Human Rights and Digital Freedoms
Sunday 13th of November, 2011

by Eleanor Saitta

If you had a chance, how would your alter the structure of your state?

What if, instead of being built in smoky back rooms, the fundamental documents of the nations we lived in were made in public, out on the Internet for all to see? What would this mean for the fight for civil rights?

Constitutions are the fundamental building blocks of states, and they frame the legal context for all of a society. Law is just another system, however, and constitutional law is a uniquely self-contained legal system. Over the past thirty years, we've learned how to build systems in public. In the security world specifically, we've also learned a lot about analyzing formal systems.
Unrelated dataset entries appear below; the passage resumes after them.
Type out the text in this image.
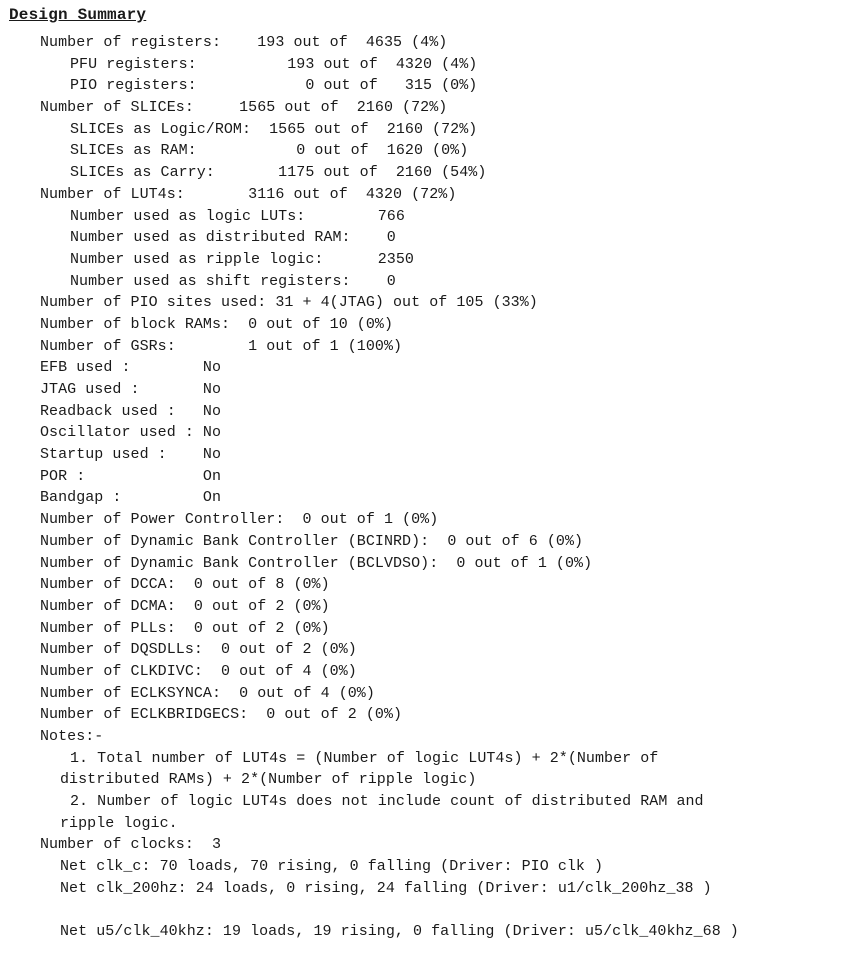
Design Summary
Number of registers:    193 out of  4635 (4%)
PFU registers:          193 out of  4320 (4%)
PIO registers:            0 out of   315 (0%)
Number of SLICEs:     1565 out of  2160 (72%)
SLICEs as Logic/ROM:  1565 out of  2160 (72%)
SLICEs as RAM:           0 out of  1620 (0%)
SLICEs as Carry:       1175 out of  2160 (54%)
Number of LUT4s:       3116 out of  4320 (72%)
Number used as logic LUTs:        766
Number used as distributed RAM:    0
Number used as ripple logic:      2350
Number used as shift registers:    0
Number of PIO sites used: 31 + 4(JTAG) out of 105 (33%)
Number of block RAMs:  0 out of 10 (0%)
Number of GSRs:        1 out of 1 (100%)
EFB used :        No
JTAG used :       No
Readback used :   No
Oscillator used : No
Startup used :    No
POR :             On
Bandgap :         On
Number of Power Controller:  0 out of 1 (0%)
Number of Dynamic Bank Controller (BCINRD):  0 out of 6 (0%)
Number of Dynamic Bank Controller (BCLVDSO):  0 out of 1 (0%)
Number of DCCA:  0 out of 8 (0%)
Number of DCMA:  0 out of 2 (0%)
Number of PLLs:  0 out of 2 (0%)
Number of DQSDLLs:  0 out of 2 (0%)
Number of CLKDIVC:  0 out of 4 (0%)
Number of ECLKSYNCA:  0 out of 4 (0%)
Number of ECLKBRIDGECS:  0 out of 2 (0%)
Notes:-
1. Total number of LUT4s = (Number of logic LUT4s) + 2*(Number of
distributed RAMs) + 2*(Number of ripple logic)
2. Number of logic LUT4s does not include count of distributed RAM and
ripple logic.
Number of clocks:  3
Net clk_c: 70 loads, 70 rising, 0 falling (Driver: PIO clk )
Net clk_200hz: 24 loads, 0 rising, 24 falling (Driver: u1/clk_200hz_38 )
Net u5/clk_40khz: 19 loads, 19 rising, 0 falling (Driver: u5/clk_40khz_68 )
The same kinds of analytic techniques used in security and related spheres can be used on law -- indeed, the security of law has far-reaching implications, especially for issues like civil rights.

This past year, Iceland took a radically new, open approach to attempting to rewrite their constitution, and I was part of a team that attempted to provide analytic support to the Constitutional Assembly. We crowdsourced translations, used a variety of textual and semantic analysis techniques, and worked on threat models for the new constitution. This talk will look at the way the Assembly worked, the tools and methods we used to support them, some legal history going back to the 17th century, and what's up next for the Constitutional Analysis Support Team.